Laminin Expression in Adult and Developing Retinae: Evidence of Two Novel CNS Laminins
Libby R.T., Champliaud M-F, Claudepierre T., Xu Y., Gibbons E.P., Koch M., Burgeson R.E., Hunter D.D, Brunken W.J. The Journal of Neuroscience, 2000
Here, they examine the expression of all known laminin chains within the retina. The interphotoreceptor matrix (and, during early development, the subretinal space) contains the laminin a3, a4, a5, b2, b3, g2, and g3 chains. This suggests the presence of three laminins: laminin-332, laminin-423, and laminin-523. These laminin isoforms could exert important effects on photoreceptor development and may play a role in photoreceptor production, stability and synaptic organization.
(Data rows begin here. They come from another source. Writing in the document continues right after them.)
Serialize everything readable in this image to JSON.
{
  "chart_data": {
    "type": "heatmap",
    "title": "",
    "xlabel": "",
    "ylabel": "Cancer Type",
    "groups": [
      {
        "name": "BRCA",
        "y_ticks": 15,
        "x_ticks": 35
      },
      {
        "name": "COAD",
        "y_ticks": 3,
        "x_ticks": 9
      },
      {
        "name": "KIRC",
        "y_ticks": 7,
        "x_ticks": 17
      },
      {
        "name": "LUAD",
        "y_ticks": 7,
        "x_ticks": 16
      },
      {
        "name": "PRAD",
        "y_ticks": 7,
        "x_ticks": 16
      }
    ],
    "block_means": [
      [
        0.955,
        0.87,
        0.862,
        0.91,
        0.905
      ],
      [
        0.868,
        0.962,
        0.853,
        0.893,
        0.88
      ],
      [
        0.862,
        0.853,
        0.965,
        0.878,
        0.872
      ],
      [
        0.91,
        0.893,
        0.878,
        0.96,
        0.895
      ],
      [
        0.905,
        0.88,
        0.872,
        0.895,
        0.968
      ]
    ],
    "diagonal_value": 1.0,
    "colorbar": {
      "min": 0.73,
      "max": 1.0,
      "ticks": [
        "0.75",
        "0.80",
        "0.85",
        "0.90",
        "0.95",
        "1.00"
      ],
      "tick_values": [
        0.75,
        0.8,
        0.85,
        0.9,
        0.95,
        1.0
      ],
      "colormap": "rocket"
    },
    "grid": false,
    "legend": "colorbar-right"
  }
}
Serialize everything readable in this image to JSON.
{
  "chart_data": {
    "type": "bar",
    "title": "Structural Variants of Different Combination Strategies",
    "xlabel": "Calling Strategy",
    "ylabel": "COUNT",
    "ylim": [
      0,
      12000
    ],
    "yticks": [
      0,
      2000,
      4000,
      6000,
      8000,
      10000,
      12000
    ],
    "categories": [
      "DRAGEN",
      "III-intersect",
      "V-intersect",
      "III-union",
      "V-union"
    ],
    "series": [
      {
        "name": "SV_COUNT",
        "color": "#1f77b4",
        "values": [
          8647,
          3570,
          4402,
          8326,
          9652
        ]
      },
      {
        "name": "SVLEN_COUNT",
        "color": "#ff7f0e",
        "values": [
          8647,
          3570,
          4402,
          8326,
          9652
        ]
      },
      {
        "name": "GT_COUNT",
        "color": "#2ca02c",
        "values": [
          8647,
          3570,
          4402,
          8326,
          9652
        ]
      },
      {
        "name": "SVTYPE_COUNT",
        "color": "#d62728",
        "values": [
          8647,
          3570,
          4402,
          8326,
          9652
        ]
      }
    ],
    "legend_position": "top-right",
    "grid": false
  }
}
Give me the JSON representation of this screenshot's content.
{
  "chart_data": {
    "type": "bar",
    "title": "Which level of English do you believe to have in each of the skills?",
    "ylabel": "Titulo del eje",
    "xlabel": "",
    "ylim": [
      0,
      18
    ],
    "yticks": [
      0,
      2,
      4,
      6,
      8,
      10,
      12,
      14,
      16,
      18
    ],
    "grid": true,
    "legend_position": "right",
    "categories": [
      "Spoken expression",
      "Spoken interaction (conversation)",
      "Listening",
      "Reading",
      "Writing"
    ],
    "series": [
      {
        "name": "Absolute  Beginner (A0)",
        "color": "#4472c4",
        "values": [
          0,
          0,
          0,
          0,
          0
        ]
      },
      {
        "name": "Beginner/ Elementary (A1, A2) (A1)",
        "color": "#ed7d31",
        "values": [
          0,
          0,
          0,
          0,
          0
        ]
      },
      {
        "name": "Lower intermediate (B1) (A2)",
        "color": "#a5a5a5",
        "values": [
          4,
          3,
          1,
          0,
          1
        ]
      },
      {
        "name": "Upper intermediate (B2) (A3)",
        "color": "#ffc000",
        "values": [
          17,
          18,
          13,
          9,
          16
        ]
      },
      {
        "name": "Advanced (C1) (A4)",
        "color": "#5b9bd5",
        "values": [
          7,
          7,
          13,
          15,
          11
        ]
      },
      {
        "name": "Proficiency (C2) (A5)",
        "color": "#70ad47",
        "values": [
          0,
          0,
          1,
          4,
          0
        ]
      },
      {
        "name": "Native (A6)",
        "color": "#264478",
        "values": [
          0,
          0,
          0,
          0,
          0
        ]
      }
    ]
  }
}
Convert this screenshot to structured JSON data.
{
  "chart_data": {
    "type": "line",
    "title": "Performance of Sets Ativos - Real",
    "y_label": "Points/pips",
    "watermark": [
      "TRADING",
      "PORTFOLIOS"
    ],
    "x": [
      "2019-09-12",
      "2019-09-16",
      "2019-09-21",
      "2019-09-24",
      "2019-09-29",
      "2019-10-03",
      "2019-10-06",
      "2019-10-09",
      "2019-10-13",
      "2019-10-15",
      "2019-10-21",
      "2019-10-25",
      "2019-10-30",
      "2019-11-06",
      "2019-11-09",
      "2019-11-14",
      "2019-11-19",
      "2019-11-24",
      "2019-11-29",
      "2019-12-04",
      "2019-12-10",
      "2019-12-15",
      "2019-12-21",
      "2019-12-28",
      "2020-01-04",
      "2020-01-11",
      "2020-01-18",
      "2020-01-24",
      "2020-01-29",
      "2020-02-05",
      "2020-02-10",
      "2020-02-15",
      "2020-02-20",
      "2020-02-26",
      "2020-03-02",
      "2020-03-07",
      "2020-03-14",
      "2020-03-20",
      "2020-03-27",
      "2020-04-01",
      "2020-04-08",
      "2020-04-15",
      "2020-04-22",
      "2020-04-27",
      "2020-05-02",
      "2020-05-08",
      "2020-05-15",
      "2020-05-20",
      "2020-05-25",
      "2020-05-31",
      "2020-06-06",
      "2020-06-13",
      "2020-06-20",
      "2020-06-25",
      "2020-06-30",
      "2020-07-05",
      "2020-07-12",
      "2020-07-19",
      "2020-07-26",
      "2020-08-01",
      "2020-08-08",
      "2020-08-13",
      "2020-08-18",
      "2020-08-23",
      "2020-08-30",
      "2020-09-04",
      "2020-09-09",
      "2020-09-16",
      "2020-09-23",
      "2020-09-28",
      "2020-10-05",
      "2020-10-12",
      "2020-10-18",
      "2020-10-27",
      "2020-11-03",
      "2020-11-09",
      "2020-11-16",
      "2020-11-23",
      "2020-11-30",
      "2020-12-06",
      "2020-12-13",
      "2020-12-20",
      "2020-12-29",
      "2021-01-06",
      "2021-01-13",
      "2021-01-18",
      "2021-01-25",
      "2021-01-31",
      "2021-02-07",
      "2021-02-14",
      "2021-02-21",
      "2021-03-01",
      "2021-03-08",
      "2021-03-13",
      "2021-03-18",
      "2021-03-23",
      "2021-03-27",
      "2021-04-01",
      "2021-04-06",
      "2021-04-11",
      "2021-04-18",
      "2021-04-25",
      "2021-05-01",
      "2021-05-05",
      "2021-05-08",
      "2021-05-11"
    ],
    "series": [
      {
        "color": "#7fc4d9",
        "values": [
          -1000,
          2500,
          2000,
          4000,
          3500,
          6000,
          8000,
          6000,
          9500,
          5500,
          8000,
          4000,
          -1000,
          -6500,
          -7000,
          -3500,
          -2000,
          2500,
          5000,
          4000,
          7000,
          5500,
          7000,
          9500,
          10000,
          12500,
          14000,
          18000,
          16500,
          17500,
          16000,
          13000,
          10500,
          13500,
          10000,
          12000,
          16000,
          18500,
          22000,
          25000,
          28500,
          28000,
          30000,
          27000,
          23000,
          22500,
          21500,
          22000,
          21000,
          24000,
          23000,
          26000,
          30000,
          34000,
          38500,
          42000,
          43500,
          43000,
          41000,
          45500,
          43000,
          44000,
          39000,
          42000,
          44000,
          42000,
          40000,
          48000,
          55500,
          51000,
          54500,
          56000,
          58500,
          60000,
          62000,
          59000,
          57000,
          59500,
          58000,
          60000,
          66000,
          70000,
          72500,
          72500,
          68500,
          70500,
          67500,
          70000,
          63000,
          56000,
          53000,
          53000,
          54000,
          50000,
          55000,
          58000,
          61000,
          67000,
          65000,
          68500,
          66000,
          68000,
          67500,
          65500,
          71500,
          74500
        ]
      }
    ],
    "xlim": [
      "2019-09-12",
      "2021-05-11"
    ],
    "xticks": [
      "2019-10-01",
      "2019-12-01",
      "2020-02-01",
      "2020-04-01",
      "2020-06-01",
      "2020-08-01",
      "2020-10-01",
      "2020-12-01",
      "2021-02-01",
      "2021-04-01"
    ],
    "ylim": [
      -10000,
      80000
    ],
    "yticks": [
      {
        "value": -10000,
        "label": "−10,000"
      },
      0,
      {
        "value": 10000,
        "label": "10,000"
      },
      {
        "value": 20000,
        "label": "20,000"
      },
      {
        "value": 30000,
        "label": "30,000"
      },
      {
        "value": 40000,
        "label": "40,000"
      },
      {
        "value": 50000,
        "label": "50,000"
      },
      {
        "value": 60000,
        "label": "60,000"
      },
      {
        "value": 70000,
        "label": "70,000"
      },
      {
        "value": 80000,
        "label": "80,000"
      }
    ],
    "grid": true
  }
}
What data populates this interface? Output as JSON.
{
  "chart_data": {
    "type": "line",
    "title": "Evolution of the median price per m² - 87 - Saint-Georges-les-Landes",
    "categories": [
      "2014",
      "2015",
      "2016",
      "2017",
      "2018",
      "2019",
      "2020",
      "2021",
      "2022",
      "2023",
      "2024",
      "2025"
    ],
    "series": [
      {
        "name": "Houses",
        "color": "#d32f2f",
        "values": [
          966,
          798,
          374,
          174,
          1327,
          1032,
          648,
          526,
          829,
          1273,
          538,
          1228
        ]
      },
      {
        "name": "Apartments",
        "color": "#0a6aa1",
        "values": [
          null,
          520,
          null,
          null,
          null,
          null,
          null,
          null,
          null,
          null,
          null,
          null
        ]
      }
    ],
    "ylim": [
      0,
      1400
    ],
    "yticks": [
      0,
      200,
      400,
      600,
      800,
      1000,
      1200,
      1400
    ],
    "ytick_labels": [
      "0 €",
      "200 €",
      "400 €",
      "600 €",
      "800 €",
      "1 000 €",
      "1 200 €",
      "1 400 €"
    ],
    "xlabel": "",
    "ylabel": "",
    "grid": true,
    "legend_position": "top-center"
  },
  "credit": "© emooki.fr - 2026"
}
Retinal Pigment Epithelial Cells Synthesize Laminins, Including Laminin 5, and Adhere to Them through a3- and a6-Containing Integrins
Aisenbrey S., Zhang M., Bacher D., Yee J., Brunken W.J., Hunter D.D.Invest Ophthalmol Vis Sci., 2006
The multilayered extracellular matrix underlying the retina is Bruch’s membrane (BM). Here they show that BM contains laminin chains that could form laminin-111, -332, -511, and -521. RPE cells synthesized these laminin chains in vitro, hence, RPE cells may synthesize BM laminins. The RPE cells adhered to the BM component collagen IV, but preferentially adhered to laminins. Of the laminins tested, the RPE cells adhered preferentially to laminin 332. The RPE cells interacted with these laminins via a3 and a6 containing integrins.